30-Second London features “bizarre, collage-like” illustrations by Nicky Ackland-Snow

30-Second London features “bizarre, collage-like” illustrations by Nicky Ackland-Snow

What does a loaf of bread have in common with a lump of coal, a saucepan lid and a pair of knickers? They’re all Cockney rhyming slang for cash, of course: dough, wonga, quid and nicker. They also appear together – hovering like UFOs over the Bank of England – in a bizarre, collage-like illustration that accompanies the money section in Edward Denison’s 30-Second London, a guide to the 50 key visions, events and architects that shaped the city.

“If it is true that money makes the world go round,” reads a brief accompaniment, “then London must be the centre of the world.” It’s an interesting, if slightly depressing, page of neat information describing the evolution of the city’s capital – its “lifeblood”.

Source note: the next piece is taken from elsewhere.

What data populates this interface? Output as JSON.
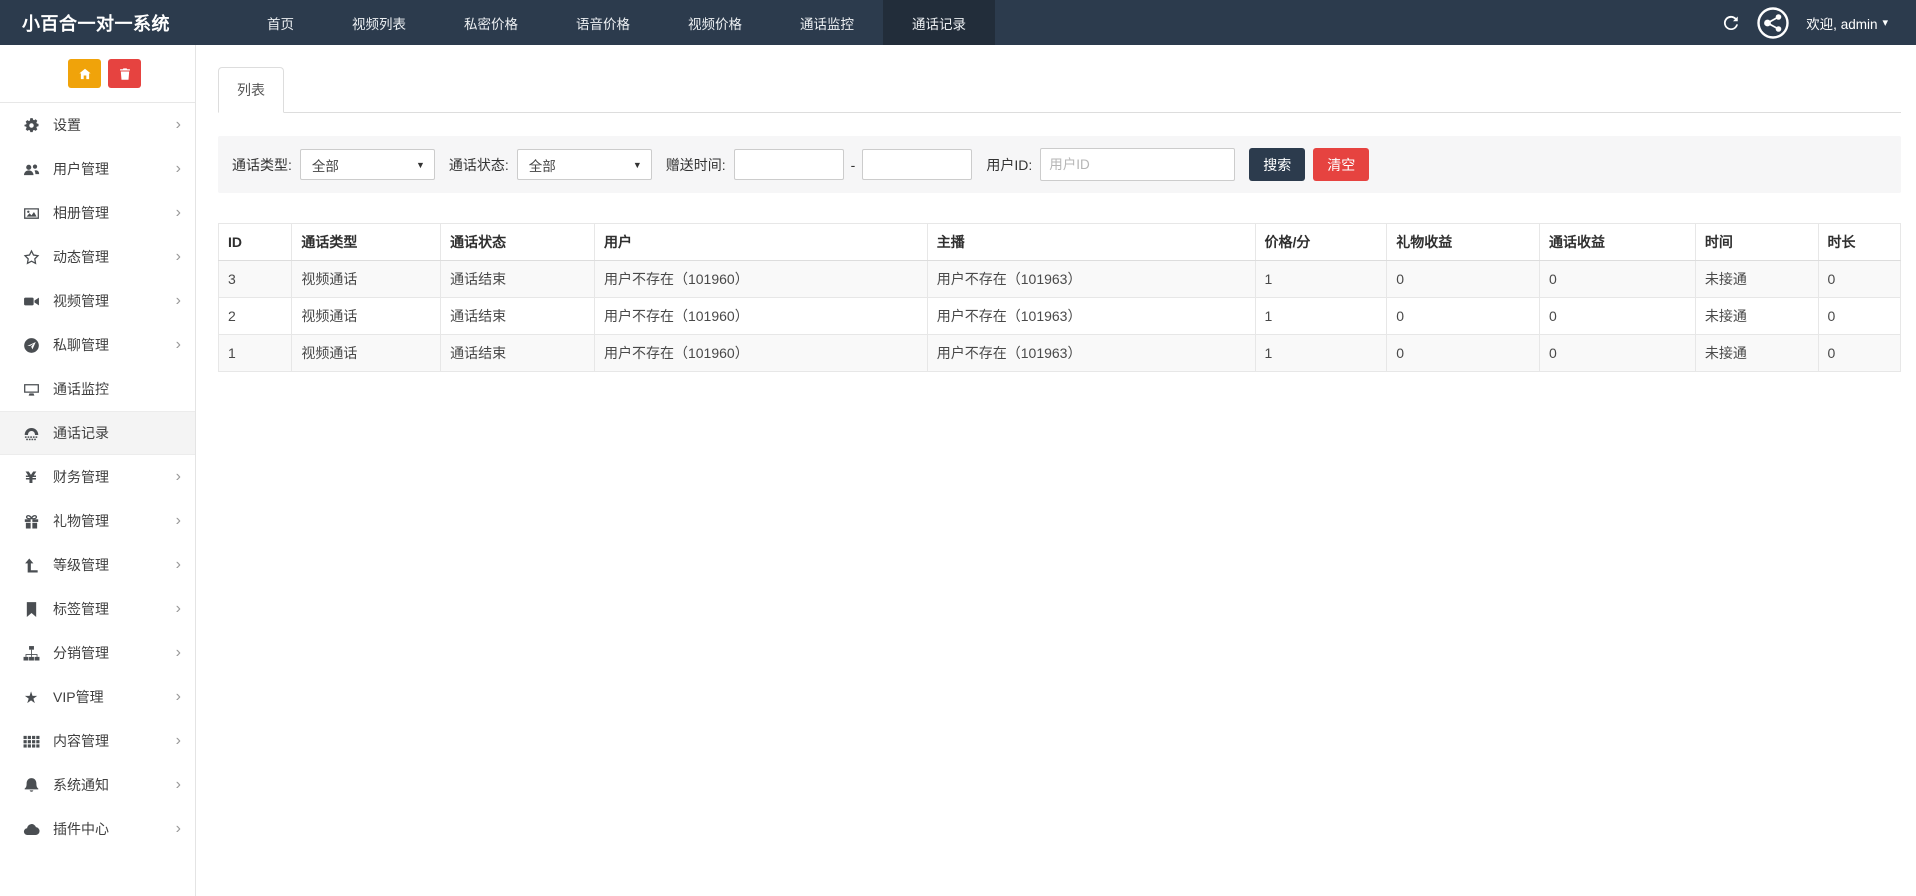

Denison runs rapidly from the Royal Mint, housed in the Tower of London between 1279 and 1810, to the development of Canary Wharf in the 1980s. The main paragraph, entitled “the 30-second tour”, is flanked by a “3-minute overview” of the language of money, a list of the book’s “related topics” and a “3-second biography” of Isaac Newton, who served as warden and master of the Royal Mint in the 17th and 18th centuries. This is the general structure throughout the text.

With finance forming just one part of London’s multifarious identity, at the other end of the scale is the book’s spread on refuge, a particularly pertinent theme at present. Matthew Shaw, librarian of the Royal Institute and one of many expert contributors, describes the sanctuary London has given those “fleeing from harm or seeking a place of greater political, religious or even sexual tolerance.”

He skips through, for example, the Protestant Huguenots escaping persecution in France, the radicals Karl Marx and Sun Yat-sen and the thousands of Jews who fled the Eastern European pogroms to settle in areas such as Whitechapel. It is to this history of tolerance that London owes its rewarding cosmopolitanism – a characteristic that must be cherished in difficult times.

Other highlights include a section on architecture – covering modernism, brutalism and the battle of the styles – and a nice chapter on arts and culture. Profiles of Boudica, Christopher Wren and Jeremy Bentham are not to be missed, and a short piece on subterranean London is intriguing.

If you want deep analysis of the holistic history of London, I’d start with Peter Ackroyd, but if you’re simply losing sight of Johnson’s old adage – “when a man is tired of London, he is tired of life” – and need a quick reminder of our capital’s allure, then have a browse of 30-Second London; it’s a bright and buoyant work and need only take up a few hours of your time.

30-Second London by Dr Edward Denison is published by Ivy Press.